O governo de Alberto Fernández mobilizou 166 mil enfermeiros em 7.749 estabelecimentos, além de 10 mil voluntários. Entre janeiro e fevereiro, mais 20 milhões de doses chegarão à Argentina. A Sputnik V é recebida com ceticismo. Segundo o jornal La Nación, um relatório da diretoria da Administração Nacional de Medicamentos, Alimentos e Tecnologia Médica (Anmat), na Argentina, afirma que três adultos com mais de 60 anos, voluntários na fase 3 dos testes clínicos, sofreram graves efeitos adversos. “Cólica renal, trombose venosa profunda e abscesso de membro causado por um corte de unha infeliz”, comentou Denis Logunov, vice-diretor do Gamaleya, ao justificar os danos colaterias.

“Hoje, começou, em todo o país, a campanha de vacinação contra a covid-19, a maior de nossa história. Depois de tanto esforço, demos o primeiro passo para deixar para trás a pandemia, mas ainda falta muito. Enquanto nos vacinamos, sigamos nos cuidando”, afirmou a Casa Rosada, sede da Presidência. “A ideia é começar a vacinação com os que estão mais expostos ao risco. É realmente épico fazer a maior campanha de vacinação da Argentina com igualdade de acesso”, declarou o ministro da Saúde, Ginés González García, a quem coube dar o “pontapé” no processo, no Hospital Posadas, em Buenos Aires.

“Meu compromisso é o de transmitir confiança em relação à campanha de vacinação. Não importa o imunizante usado, a covid-19 transcendeu todas as fronteiras. A vacina também deveria fazê-lo”, disse Carolina Subirá. Ela lembrou que a imunização não pertence a um país ou a outro. “É o esforço de milhares de cientistas. É a ciência colocada a serviço da humanide. Ser beneficiada pelas primeiras doses me dá grande felicidade.

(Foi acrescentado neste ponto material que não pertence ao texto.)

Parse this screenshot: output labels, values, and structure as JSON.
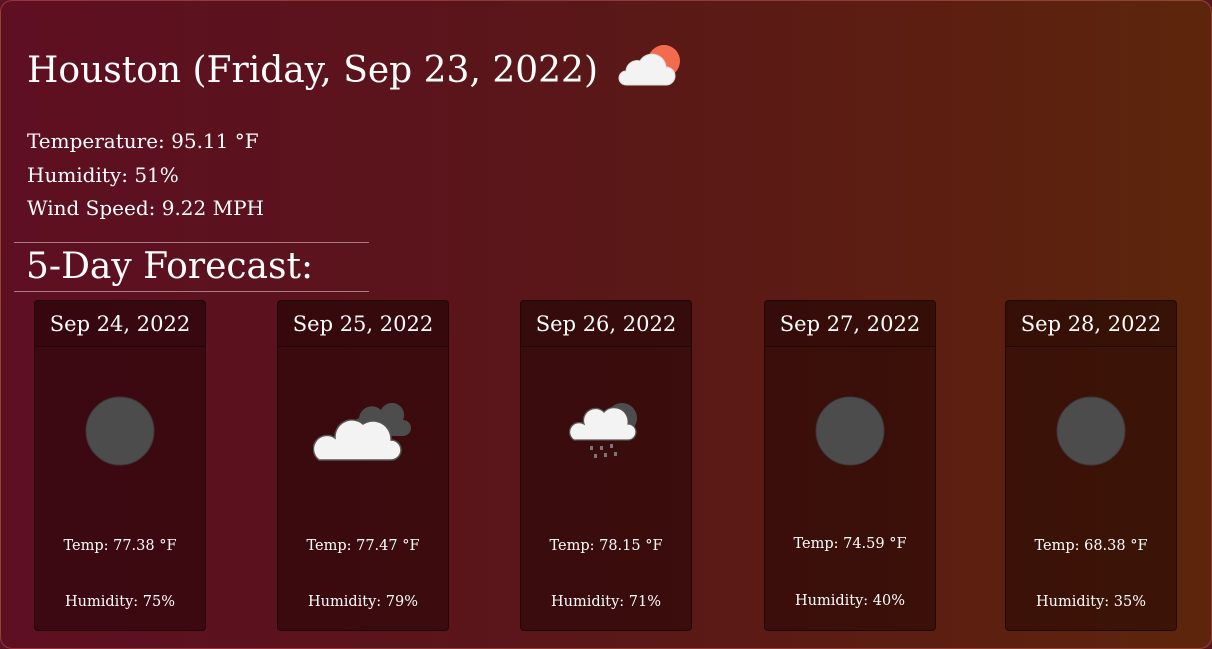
{
  "current": {
    "title": "Houston (Friday, Sep 23, 2022)",
    "icon": "cloud-sun-icon",
    "temperature": "Temperature: 95.11 °F",
    "humidity": "Humidity: 51%",
    "wind": "Wind Speed: 9.22 MPH"
  },
  "forecast": {
    "heading": "5-Day Forecast:",
    "days": [
      {
        "date": "Sep 24, 2022",
        "icon": "moon-icon",
        "temp": "Temp: 77.38 °F",
        "humidity": "Humidity: 75%"
      },
      {
        "date": "Sep 25, 2022",
        "icon": "clouds-icon",
        "temp": "Temp: 77.47 °F",
        "humidity": "Humidity: 79%"
      },
      {
        "date": "Sep 26, 2022",
        "icon": "rain-icon",
        "temp": "Temp: 78.15 °F",
        "humidity": "Humidity: 71%"
      },
      {
        "date": "Sep 27, 2022",
        "icon": "moon-icon",
        "temp": "Temp: 74.59 °F",
        "humidity": "Humidity: 40%"
      },
      {
        "date": "Sep 28, 2022",
        "icon": "moon-icon",
        "temp": "Temp: 68.38 °F",
        "humidity": "Humidity: 35%"
      }
    ]
  },
  "colors": {
    "sun": "#f26b4f",
    "cloud_white": "#f3f3f3",
    "cloud_gray": "#4d4d4d",
    "moon": "#4c4c4c"
  }
}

Eu a tomei de bom grado, com alegria”, acrescentou a infectologista, que relatou ter sentido apenas uma dor leve localizada e, depois de algumas horas, sensação febril e mialgias (dores musculares). Ela descarta temores sobre a Sputnik V e lembra que o imunizante foi submetido a testes clínicos exigentes.

Para Fabiana Geliberti, o que mais a comove durante a pandemia da covid-19 é a exigência de isolar-se os pacientes. “Emociona-me o fato de os pacientes morrerem sozinhos, distantes dos familiares. Tomara que essa etapa da pademia tenha passado”, desabafou. Por sua vez, Patricia Blanco, que trabalha diretamente com testes de diagnóstico PCR para covid-19, admitiu que confia mais na Sputnik V e na vacina da AstraZeneca por usarem a tecnologia de adenovírus modificado, em detrimento dos imunizantes da Pfizer/BioNTech e da Moderna, baseadas em RNA mensageiro.